According to a statement to the stock exchange, the directors of SGRE reviewed the fund’s strategy and decided to propose a liquidation scheme. They recognised the “difficulties of attracting long term demand for a closed-ended vehicle which is perceived to lack sufficient critical mass, impacting upon liquidity in the company’s shares and the discount at which they trade.”
Despite extensive marketing efforts, the directors therefore concluded that their aspirations to grow the company are not realisable in current market conditions.
Shareholders will be offered the choice of a cash exit or a rollover into one or more open-ended vehicles managed by Schroder Real Estate IM. They will be able to vote on the proposals during a general meeting in February.

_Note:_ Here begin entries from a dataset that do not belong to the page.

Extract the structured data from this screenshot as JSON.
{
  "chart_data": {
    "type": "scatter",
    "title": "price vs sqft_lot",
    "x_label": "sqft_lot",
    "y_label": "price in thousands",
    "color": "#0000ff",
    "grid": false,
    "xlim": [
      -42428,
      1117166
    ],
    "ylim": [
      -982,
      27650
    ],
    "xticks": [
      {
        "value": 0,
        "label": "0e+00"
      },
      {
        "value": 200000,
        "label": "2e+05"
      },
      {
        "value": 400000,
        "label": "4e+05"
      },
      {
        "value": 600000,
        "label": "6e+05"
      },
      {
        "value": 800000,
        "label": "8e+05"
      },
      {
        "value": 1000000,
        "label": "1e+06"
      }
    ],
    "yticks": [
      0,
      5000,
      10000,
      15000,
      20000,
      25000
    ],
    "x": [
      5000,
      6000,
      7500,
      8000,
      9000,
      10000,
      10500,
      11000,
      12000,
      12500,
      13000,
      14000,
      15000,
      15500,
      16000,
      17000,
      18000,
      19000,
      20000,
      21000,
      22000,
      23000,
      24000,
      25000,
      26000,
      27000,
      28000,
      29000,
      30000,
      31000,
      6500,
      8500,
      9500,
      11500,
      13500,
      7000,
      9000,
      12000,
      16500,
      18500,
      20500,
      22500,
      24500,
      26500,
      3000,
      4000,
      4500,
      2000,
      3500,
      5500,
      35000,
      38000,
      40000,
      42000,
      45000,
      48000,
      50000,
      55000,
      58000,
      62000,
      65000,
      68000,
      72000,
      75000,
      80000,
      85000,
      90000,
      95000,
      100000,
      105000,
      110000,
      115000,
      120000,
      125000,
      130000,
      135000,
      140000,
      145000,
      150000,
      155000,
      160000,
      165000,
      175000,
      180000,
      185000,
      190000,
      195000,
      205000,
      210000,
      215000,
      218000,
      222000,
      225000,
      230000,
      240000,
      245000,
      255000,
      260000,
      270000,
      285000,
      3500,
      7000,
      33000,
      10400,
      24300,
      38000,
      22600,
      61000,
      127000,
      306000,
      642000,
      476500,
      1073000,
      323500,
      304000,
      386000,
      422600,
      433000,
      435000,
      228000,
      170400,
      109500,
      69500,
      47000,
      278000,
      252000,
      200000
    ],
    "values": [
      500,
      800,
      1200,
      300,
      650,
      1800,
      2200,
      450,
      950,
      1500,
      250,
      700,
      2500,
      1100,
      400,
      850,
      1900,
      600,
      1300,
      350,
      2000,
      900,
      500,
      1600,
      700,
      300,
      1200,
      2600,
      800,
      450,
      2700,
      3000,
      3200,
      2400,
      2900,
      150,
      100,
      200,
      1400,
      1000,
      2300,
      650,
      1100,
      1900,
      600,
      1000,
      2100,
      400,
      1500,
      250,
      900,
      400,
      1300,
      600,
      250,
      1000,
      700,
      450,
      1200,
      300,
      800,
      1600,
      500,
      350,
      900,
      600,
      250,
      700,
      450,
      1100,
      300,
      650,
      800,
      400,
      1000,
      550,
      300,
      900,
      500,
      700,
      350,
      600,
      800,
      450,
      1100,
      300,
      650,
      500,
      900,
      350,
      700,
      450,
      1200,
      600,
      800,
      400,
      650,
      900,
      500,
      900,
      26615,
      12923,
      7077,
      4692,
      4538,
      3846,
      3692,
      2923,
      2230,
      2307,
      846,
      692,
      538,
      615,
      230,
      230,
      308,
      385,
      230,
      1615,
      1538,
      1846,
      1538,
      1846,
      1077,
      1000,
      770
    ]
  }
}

In a note out on Monday Numis Securities said of the announcement: “The proposed liquidation of SGRE comes as little surprise to us, as the fund has been struggling for several years to broaden its shareholder base without success. Its global mandate differentiates the fund from TR Property, which focuses solely on Europe. However, it is far smaller and has been through several changes in investment strategy and dividend policy in recent years, as well as the introduction of a zero discount control policy.”
Given that the underlying holdings are listed, Numis Securities believes that a liquidation should be a “relatively straight forward process”. As at 30 November the fund’s top ten holdings represented 38% of NAV and included some of the largest listed REITs.
Even the move in management from CBRE Clarion to Schroder has failed to turn around the fund’s fortunes, the broker said.
Meanwhile, Schroders states that the company has performed well “both in absolute and relative terms since the appointment of Schroder Real Estate IM as the manager in July 2014”. The NAV total return was 16.4% during this period. SGRE’s share price went up 4.4% this morning.
According to Schroders, the directors continue to believe in the investment proposition.